I would like to count how many time a certain fragment, codified with a SMARTS query, appears in a molecule database. Using the CDK-KNIME SMARTS Query node, is it possible to easily distinguish and split molecules matching a certain SMARTS query and molecules that do not. Anyway it is not currently possible to count how many times the SMARTS query (or queries) matches with molecules in databases.
Do you know if it would be possible (and easy) to include such a function in the next releases of the SMARTS query node? Or also if there are alternatives to do this using CDK?
I'm not aware of any alternatives in KNIME-CDK but it was fairly straight forward to modify the existing node to accommodate that function.
You can now choose to append a column that contains the number of unique matches of a SMARTS query in the target molecule. If multiple SMARTS are provided, the sum total is calculated.
Please update your nightly build to make use of the new function. I would be grateful if you could test the node and feedback whether it works correctly and does what you need.
Thank you so much for your effort in enhancing CDK. I love this tool and I think it is getting better and better.
Currently I installed the new nightly build (1.5.3.201506052109) and I made some tests.

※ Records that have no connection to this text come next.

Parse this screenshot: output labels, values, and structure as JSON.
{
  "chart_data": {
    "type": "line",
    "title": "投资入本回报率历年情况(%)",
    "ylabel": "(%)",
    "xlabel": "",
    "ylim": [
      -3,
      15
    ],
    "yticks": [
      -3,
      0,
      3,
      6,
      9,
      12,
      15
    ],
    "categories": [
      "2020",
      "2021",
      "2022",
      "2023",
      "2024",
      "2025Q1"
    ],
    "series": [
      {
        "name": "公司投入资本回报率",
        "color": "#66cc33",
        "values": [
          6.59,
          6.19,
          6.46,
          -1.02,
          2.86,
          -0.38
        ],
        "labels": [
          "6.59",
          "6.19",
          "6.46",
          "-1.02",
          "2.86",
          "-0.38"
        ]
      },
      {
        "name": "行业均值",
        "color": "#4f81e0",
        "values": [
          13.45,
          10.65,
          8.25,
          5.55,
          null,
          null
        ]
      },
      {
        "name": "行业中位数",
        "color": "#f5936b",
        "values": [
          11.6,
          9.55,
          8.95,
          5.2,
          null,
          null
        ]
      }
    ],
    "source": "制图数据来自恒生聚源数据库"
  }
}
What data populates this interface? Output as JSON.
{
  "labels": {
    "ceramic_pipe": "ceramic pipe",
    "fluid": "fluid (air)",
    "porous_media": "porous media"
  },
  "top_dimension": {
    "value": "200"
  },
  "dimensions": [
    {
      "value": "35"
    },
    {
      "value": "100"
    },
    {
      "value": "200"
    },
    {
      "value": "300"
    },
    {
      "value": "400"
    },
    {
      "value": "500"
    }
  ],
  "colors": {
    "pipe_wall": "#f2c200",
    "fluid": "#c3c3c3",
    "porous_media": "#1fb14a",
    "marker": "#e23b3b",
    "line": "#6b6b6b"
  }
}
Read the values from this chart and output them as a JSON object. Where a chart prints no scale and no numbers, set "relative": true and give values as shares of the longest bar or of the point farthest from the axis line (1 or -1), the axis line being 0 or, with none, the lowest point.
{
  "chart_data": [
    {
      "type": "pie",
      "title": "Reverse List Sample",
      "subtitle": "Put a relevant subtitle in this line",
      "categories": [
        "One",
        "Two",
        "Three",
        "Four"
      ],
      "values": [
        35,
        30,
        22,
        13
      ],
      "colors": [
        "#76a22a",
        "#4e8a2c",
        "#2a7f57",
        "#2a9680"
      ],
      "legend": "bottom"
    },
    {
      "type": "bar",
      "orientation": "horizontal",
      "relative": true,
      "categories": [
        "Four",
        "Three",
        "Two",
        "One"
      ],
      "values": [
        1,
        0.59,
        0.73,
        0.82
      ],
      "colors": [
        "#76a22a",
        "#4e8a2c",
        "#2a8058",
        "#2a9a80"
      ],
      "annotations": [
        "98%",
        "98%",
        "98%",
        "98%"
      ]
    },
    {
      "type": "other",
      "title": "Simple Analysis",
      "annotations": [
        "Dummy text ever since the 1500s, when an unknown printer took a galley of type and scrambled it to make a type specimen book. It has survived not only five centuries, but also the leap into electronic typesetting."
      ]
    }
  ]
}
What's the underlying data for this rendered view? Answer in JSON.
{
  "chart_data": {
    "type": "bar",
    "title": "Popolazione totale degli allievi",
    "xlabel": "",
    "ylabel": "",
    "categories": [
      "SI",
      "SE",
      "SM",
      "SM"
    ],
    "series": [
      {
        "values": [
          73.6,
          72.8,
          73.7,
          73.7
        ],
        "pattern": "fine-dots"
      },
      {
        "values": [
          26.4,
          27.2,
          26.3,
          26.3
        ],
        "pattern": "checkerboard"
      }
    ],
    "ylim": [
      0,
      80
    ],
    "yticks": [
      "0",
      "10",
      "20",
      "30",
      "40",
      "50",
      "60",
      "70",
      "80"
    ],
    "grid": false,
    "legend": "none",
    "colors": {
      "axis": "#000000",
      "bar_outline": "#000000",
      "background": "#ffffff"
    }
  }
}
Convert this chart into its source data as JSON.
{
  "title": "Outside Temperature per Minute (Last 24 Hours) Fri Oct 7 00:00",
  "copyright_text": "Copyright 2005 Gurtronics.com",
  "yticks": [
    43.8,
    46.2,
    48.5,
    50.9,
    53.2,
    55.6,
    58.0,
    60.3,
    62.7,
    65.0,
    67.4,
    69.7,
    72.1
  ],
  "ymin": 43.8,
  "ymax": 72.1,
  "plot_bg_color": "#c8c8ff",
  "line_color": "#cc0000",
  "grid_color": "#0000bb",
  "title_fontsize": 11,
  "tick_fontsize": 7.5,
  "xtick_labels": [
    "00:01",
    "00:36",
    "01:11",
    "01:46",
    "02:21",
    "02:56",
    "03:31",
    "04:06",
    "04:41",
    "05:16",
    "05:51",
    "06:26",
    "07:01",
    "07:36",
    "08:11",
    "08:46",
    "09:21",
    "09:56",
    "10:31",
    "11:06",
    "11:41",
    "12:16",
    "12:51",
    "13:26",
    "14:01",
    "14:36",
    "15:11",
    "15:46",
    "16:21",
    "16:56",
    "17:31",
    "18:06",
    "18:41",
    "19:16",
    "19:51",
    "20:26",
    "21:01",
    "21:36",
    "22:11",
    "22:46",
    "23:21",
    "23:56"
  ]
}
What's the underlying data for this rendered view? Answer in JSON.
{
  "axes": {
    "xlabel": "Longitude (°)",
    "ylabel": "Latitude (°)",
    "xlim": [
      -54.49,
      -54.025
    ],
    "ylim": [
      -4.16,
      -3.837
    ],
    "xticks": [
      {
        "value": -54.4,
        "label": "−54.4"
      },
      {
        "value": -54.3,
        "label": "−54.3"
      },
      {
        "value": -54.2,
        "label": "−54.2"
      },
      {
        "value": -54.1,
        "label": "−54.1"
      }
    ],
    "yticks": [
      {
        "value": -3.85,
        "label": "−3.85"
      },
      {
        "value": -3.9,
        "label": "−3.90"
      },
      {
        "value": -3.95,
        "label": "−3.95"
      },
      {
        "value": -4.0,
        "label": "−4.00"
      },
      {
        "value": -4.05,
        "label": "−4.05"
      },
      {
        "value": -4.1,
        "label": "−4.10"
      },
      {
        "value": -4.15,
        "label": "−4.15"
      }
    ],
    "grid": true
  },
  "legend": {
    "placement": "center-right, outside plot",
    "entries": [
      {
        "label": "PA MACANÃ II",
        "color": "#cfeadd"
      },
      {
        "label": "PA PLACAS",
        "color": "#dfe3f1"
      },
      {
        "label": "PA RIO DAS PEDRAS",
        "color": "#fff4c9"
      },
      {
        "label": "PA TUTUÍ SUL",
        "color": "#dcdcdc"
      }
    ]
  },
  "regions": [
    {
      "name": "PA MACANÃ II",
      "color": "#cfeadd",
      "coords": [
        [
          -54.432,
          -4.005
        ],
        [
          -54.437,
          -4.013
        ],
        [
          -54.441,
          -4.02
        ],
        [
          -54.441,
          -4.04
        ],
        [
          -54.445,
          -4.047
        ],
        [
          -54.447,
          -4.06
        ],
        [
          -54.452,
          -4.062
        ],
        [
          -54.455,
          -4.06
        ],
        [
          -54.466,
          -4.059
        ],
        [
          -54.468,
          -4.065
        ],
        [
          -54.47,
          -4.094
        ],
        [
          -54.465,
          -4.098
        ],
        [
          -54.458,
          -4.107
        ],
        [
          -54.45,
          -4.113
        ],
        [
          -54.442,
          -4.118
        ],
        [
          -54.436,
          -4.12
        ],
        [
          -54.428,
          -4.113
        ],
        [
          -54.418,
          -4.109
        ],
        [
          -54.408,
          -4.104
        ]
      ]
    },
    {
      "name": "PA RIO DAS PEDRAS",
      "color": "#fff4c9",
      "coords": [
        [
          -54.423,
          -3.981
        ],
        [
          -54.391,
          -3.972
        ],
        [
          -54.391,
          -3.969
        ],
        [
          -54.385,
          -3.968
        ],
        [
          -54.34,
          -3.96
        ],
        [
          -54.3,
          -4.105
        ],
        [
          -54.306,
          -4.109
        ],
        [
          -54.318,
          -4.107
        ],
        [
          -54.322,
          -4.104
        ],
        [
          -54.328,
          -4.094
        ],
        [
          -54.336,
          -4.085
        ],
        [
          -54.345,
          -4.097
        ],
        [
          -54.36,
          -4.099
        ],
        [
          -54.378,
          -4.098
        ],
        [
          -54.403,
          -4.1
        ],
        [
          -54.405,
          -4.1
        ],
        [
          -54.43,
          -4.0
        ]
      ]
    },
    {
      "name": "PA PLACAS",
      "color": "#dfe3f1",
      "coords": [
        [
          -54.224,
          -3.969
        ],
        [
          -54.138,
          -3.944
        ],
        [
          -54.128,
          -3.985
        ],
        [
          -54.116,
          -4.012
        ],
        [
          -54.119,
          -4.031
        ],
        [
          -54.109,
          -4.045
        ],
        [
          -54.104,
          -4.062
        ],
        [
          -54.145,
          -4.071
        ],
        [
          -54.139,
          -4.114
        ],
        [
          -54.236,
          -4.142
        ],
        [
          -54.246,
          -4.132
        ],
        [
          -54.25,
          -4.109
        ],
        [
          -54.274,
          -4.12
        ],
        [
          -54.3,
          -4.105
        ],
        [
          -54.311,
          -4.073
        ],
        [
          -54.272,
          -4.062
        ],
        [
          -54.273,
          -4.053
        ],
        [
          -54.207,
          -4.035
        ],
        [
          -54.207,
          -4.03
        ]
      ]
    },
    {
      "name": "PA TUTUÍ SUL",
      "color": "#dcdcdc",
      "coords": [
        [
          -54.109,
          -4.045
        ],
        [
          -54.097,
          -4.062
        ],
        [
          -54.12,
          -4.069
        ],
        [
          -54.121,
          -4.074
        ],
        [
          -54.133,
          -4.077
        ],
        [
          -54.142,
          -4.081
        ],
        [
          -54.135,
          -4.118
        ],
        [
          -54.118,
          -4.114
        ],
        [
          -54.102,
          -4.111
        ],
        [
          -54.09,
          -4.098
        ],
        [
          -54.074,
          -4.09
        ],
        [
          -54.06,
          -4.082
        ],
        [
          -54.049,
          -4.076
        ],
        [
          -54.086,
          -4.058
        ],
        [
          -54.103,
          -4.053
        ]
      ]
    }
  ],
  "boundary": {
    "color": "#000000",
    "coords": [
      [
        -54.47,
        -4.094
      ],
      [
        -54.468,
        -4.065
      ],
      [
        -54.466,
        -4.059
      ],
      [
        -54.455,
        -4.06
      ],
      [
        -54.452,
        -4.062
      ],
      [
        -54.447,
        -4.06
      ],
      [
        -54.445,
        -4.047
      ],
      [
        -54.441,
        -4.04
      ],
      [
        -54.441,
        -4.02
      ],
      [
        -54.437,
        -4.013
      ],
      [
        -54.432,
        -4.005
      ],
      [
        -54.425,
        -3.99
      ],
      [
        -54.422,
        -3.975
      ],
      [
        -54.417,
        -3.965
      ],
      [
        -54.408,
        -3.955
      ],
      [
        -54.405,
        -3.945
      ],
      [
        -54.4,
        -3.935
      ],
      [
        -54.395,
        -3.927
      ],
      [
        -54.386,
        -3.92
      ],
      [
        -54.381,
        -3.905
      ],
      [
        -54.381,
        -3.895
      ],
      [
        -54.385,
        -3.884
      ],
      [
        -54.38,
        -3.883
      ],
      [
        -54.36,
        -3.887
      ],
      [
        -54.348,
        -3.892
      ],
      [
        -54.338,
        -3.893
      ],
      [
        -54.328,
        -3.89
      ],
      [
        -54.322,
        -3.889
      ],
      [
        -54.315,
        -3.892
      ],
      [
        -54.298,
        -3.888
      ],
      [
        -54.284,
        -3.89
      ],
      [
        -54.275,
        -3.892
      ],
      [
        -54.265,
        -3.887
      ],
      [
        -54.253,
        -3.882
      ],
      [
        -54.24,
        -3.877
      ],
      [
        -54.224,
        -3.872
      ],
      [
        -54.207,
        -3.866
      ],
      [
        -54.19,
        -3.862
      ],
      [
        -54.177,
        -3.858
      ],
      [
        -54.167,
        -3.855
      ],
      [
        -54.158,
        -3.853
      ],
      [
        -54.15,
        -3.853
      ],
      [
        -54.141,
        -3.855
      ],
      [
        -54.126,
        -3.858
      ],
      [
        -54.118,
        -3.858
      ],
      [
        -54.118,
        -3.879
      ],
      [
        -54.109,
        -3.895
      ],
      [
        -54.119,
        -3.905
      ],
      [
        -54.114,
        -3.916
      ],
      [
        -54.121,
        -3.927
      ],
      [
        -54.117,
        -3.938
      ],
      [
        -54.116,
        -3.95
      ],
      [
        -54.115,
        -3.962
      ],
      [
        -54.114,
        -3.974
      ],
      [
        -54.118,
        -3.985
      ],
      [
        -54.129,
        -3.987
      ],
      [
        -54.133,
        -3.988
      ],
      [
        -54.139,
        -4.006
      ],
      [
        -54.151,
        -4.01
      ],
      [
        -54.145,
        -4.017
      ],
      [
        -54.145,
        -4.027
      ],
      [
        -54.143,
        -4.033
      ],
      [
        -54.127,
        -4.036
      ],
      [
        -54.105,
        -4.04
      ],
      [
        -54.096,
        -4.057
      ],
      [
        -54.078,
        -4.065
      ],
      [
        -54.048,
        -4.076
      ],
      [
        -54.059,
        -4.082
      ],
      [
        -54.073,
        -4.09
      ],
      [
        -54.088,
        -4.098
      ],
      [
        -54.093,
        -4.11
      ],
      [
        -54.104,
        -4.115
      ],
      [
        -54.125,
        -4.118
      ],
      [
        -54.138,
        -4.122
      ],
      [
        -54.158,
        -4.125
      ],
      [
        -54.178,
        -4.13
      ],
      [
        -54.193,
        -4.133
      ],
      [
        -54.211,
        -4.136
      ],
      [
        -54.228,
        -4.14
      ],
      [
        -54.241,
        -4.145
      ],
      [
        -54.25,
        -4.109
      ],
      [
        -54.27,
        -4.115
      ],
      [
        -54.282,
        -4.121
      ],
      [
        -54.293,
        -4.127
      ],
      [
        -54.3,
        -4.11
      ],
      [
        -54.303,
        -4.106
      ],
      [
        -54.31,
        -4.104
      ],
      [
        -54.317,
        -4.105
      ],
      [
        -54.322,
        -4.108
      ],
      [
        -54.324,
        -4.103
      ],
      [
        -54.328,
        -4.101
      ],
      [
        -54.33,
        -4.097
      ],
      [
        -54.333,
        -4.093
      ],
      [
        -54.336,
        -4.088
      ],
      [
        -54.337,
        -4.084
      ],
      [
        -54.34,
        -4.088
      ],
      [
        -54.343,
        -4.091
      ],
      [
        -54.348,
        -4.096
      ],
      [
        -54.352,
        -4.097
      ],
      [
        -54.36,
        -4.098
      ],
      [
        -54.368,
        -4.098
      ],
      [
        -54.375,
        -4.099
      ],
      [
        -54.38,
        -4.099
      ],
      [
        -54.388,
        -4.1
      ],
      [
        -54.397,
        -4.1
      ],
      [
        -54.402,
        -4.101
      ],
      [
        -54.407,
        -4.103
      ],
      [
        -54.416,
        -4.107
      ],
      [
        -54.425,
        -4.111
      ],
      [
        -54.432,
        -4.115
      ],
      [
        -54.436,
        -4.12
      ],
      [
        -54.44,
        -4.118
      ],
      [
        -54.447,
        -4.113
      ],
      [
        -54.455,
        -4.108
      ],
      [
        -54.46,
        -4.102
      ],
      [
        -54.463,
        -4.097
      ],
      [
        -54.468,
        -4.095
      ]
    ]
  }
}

In general it seems that the new function is working properly, anyway I would like to discuss 2 points:
1. It would be great if in the output matching molecules table instead of (or additionally to) the new total unique count column, it would be placed a new unique count column for each of the input SMARTS. In that way the user would have a much richer information about the SMARTS fragments appearing on the molecules. Obviously I don't know if including this feature would require a major revision of the current node and hence a much greater effort, anyway in my opinion it would be good to take this into account for future versions.
2. I found a problem with a SMARTS but this is not related to the modification done on the nightly build. The same problem appears with the trusted repository version of the node. As you can see from the workflow I uploaded, if you try to match and count the ring bridge atoms in the molecules using the SMARTS "[r;!R1]" a problem appears. With the RDKit SMARTS node you obtain the count as expected while with the CDK one it seems that no molecule match that SMARTS. Anybody knows why this happens? Probably it would be good to open up a new forum thread with this problem.
thanks for testing the update. Regarding your two points:
1) That's a great idea. I have modified the node to output a collection cell. The query SMARTS order is preserved, i.e. you can match the rownames of the SMARTS table to the column headers of the output table or vice versa.
2) I could reproduce your result. I will file a bug report with the CDK.
Thanks to you for the contribution to that CDK node! I test it and it seems to work well.
Thanks also to file for me the bug report with the CDK. Just one more question: is there a way (mailing list or something) to stay aware about the bug resolution and other CDK related activities?
I see that the CDK bug tracked in this thread was solved and closed (https://sourceforge.net/p/cdk/bugs/1364/), particularly on date 2015-06-18. This is a great news! Congratulation.
Nevertheless it seems that the patch was still not applied in the current CDK-KNIME nightly build (version cdk.knime_1.5.3.201509071430).
Please, I would like to know if it would be possible to include that in the next nightly build or if some other related problem has to be fixed beforehand?